Baby Steps to Destruction of the World We Know

I returned two really nice books to a large chain bookstore using their included gift receipts. It is my intention to buy these same books in their electronic form for my Kindle. I felt especially bad about this when, as I was driving my car today–with the soon-to-be-returned books in the passenger seat beside me, I heard on the radio that two Barnes and Noble stores are closing down in towns surrounding L.A. I know my own buying habits are contributing to the demise of the brick-and-mortar bookstores I love. But then I reasoned that A gift return isn’t cash, it is a gift card. I spent my gift card right away, on magazines, and a half-sweet green tea latte. It was really fun, because I never buy magazines. So really, the bookstore still got my money, and now I’ll buy two books for my Kindle I might not have thought to buy previously, so I like to believe that everybody wins, but I have trouble believing that someday, when there are only virtual bookstores, that don’t sell green tea lattes, I won’t feel somehow complicit.

5 thoughts on “Baby Steps to Destruction of the World We Know

  1. Things are changing for sure. I see bookstores adapting or dying out, being publishing firms shedding staff and expensive premises an hopefully writers getting a larger cut of the action.

  2. Text I sent yesterday to a friend:"Dilemma: do I support a brick and mortar bookstore by keeping the hunger games trilogy bought there or get them cheaper at target and return others to borders? [sic]"I never heard back so I wandered around Target and made up my mind to keep the more expensive set I bought at Borders because I had used a coupon so I didn't pay full price and I wanted to support Borders (but I also wonder if there was a certain amount of laziness involved).

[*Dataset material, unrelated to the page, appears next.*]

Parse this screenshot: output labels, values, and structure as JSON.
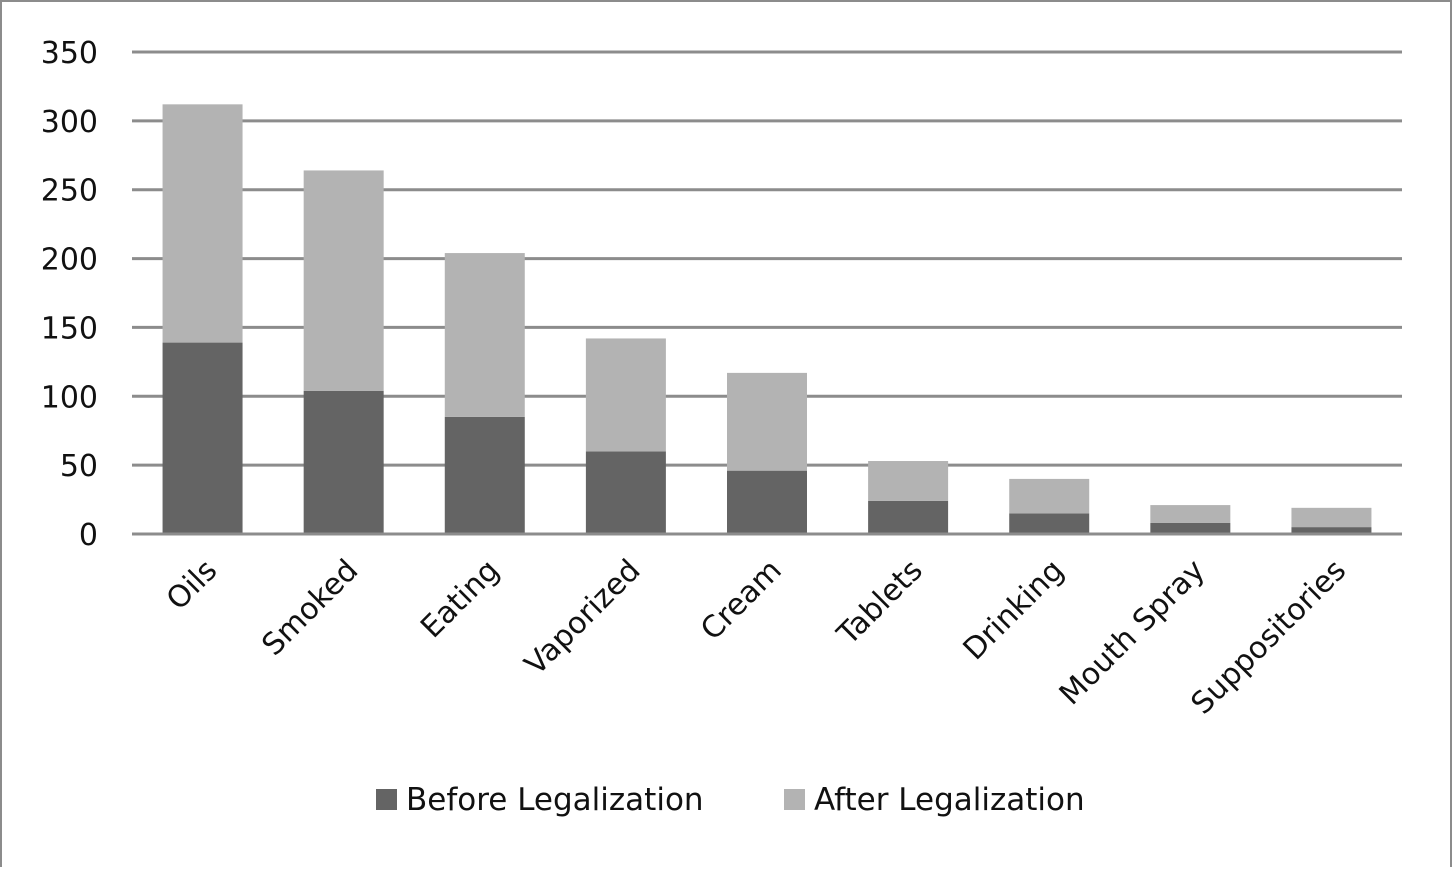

  3. Sean,I love the ability to browse through many books on a topic–like if I' were looking at a diet book, a disease book, a psychology or self-help book. You immediately get a real sense of how thick a book is, how many pages it has. From the cover design you can tell who it is marketed to. Is it a book about autism for the layperson, for an academic, for a parent or a person who has it? And even for fiction, I love to browse, open up various books, see the phrasing and the language and feel if is pulling me in. Although all this is possible "shopping online," I don't think it is really as efficient, or as fun. As a writer, I spend an insane amount of time staring at my computer screen–and though I love writing, and appreciate the ability to do research so immediately, I don't have a long tolerance for "browsing." For me, internet shopping is for finding things I seek, whereas a bookstore is a place to make discoveries. A library provides the same things, but I fear that if there is no money in physical books, there will be no reason to print physical books and house them in large buildings for people to look at for free.Finally, even if I end up reading a book on my kindle, I like having a sense of it's physicality "in the real world," I like knowing how many pages it is that I'm reading. Maybe the newer generations think in word count to such an extent that it doesn't make a difference to them, but I tend to feel a little lost in an eBook when i haven't ever seen the real one…there are no page numbers!So that's me. Do you have any irrational affection for the brick and mortar, or do you embrace the future?

  4. I do love bookstores. Aside from gaming shops(ie table top rpgs) they are the one place will check out in a city.I now live about 40 minutes away from a book store of any description and none of those has the atmosphere that I like. I like quaint out of the way places that hide books that are out of print.So the benefits to me are all atmospheric.I have created a library room at home – still trying to get my wife to allow me to install floor to ceiling book cases with a ladder on casters :)I mourn the loss of the bricks and mortar bookstore -though I am not sure they will disappear totally.Perhaps instead of having coffee shops in bookstores we'll have bookstores in coffee shops ala POD services.